Das Neue Forum will sich, anders als die SPD, nicht als Partei etablieren, sondern Bürgerbewegung bleiben. Nur so glaubt man dort die Spontaneität und Kreativität der letzten Monate bewahren zu können. Halten Sie diese Hoffnung für berechtigt, und gibt es auch weiterhin eine gesellschaftliche Notwendigkeit für ein solches Projekt?
Ich glaube, dass die neue Demokratie in der DDR nicht nur inhaltliche Unterschiede braucht, sondern auch unterschiedliche Formen gesellschaftlicher Bewegungen. Ich bin überzeugt, dass das Neue Forum, wenn es ihm gelingt, die spontane Bewegungsform zu erhalten, genauso zur neuen DDR-Demokratie gehört wie eine sich strukturierende demokratische Volkspartei SPD. Ich werde - egal, wohin sich das Neue Forum entwickeln wird - nicht vergessen, dass diese Bürgerbewegung den entscheidenden Anteil bei der Aufhebung der Sprachlosigkeit und der Mobilisierung sachkompetenter Leute für den Umbruch geleistet hat. Davon hat die gesamte demokratische Bewegung profitiert. Ich hoffe aber, die Freunde vom Neuen Forum werden uns nicht verübeln, wenn wir organisatorisch einen anderen Weg gehen.
Da braucht ihr wohl keine Bedenken zu haben. Verübeln wird euch das Neue Forum allerdings, dass ihr für ein Wahlgesetz eintretet, das nur Parteien zur Wahl zulässt. Damit wäre das Neue Forum von der Wahl ausgeschlossen.

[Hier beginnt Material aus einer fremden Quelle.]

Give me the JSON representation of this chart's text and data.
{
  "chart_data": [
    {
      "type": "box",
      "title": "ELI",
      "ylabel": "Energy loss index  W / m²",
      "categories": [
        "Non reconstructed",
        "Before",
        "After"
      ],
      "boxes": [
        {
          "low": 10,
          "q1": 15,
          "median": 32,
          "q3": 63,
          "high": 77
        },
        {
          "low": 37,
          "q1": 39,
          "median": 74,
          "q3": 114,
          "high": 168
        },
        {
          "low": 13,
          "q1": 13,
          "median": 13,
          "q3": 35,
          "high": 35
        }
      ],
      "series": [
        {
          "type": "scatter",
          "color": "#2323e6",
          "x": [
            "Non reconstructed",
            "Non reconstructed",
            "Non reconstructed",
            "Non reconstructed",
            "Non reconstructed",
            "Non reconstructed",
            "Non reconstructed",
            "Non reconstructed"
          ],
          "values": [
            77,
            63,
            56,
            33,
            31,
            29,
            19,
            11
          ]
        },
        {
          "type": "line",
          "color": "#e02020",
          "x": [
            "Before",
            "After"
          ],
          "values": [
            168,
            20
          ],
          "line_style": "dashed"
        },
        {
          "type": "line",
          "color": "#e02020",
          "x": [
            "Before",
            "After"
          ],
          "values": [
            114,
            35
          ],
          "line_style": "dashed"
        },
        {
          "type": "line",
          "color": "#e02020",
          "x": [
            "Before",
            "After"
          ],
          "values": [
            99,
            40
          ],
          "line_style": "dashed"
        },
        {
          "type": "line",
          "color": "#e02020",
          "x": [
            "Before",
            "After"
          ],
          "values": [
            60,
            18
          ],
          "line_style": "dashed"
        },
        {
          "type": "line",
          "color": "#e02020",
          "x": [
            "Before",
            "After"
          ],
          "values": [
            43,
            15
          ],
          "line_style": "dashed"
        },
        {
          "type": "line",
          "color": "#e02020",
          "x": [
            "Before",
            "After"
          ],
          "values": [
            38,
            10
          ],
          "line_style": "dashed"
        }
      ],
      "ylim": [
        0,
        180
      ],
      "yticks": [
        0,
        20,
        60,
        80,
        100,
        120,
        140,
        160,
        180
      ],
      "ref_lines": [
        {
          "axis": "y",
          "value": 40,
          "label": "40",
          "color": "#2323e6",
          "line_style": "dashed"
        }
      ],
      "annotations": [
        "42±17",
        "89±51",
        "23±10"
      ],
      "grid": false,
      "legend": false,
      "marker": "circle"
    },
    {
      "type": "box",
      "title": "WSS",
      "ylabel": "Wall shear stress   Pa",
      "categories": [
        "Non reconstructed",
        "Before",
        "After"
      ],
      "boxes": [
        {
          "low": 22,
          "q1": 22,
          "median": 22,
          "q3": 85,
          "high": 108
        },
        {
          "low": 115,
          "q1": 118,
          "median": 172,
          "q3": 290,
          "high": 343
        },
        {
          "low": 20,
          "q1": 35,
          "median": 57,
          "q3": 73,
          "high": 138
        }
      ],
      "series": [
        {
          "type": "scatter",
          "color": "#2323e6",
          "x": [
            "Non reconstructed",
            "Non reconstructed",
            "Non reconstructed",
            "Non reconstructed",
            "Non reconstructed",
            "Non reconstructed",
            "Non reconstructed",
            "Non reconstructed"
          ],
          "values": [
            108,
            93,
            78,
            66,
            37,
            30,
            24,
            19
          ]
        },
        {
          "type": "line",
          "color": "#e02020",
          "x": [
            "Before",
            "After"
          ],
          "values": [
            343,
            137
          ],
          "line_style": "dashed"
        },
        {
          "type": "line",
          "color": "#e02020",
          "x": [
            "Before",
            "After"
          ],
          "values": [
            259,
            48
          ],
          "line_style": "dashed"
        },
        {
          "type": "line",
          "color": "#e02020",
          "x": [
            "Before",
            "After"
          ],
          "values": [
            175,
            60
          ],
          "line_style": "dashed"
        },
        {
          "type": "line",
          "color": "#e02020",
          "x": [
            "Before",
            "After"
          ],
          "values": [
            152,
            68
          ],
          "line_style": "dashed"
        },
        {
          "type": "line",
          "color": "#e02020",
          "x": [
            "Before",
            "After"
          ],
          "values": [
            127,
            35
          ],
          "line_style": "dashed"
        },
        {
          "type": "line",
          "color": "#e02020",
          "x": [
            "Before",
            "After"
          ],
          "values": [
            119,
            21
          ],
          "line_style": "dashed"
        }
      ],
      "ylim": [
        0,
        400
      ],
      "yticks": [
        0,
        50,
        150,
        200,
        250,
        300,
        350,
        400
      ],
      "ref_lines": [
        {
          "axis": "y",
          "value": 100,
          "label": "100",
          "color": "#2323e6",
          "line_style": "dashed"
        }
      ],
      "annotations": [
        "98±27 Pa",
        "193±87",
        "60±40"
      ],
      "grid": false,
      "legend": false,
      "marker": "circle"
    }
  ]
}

Auch in dieser Frage gibt es bei uns unterschiedliche Auffassungen. Ich persönlich befürworte auch ein Parteiengesetz. Aber bei den Wahlen am 6. Mai bin ich für den Kompromiss, sich nicht an dem Wort Partei aufzuhängen. Ich finde, zwei Bedingungen müssen als Voraussetzung einer Kandidatur gewährleistet sein: Doppelmitgliedschaften müssen ausgeschlossen sein; dahinter verbargen sich in der Vergangenheit immer Schleppmandate für die SED. Außerdem muss sich jede Organisation, die an den Wahlen teilnimmt, ein inhaltlich und strukturell durchschaubares Statut geben. Für diesen Kompromiss streite ich innerhalb meiner Partei.
Gemessen an der Stimmung in dieser Versammlung, werden Sie da wenig Chancen haben.
Im Vorstand gibt es dafür eine Mehrheit. Heute jedoch habe ich erfahren, dass die Basis aus den unterschiedlichen Erfahrungen mit dem Neuen Forum in den Regionen der DDR mehrheitlich für ein Parteienwahlgesetz eintritt.
Damit würde ja die oppositionelle Solidarität, die Sie immer propagieren, im Konkreten scheitern. Auch der Beschluss, der heute zum möglichen Wahlbündnis gefasst wurde, hört sich sehr lau an, viel lauer als das Wahlbündnis, das die Opposition am 4.Oktober und dann vor zwei Wochen am runden Tisch beschlossen hat. Ihr wollt "engen Kontakt", aber "keine gemeinsamen Listen". Was bleibt denn nun übrig vom Wahlbündnis?
Man darf nicht vergessen, dass wir bereit sind, bekannte, glaubwürdige Personen der demokratischen Opposition auf unseren Wahllisten zu übernehmen.
...auf euren Listen kandidieren zu lassen. Aber das war doch nicht der Sinn des Wahlbündnisses. Auch die kleineren Gruppen wollten eigenständig kandidieren und nicht auf eurem Ticket fahren?
Da sollte man sich nicht täuschen und die nächsten Tage und Wochen abwarten.
Wie lautet denn Ihre Prognose für den 6. Mai?
Die SPD hat die Chance, aus den Wahlen als stärkste Partei hervorzugehen.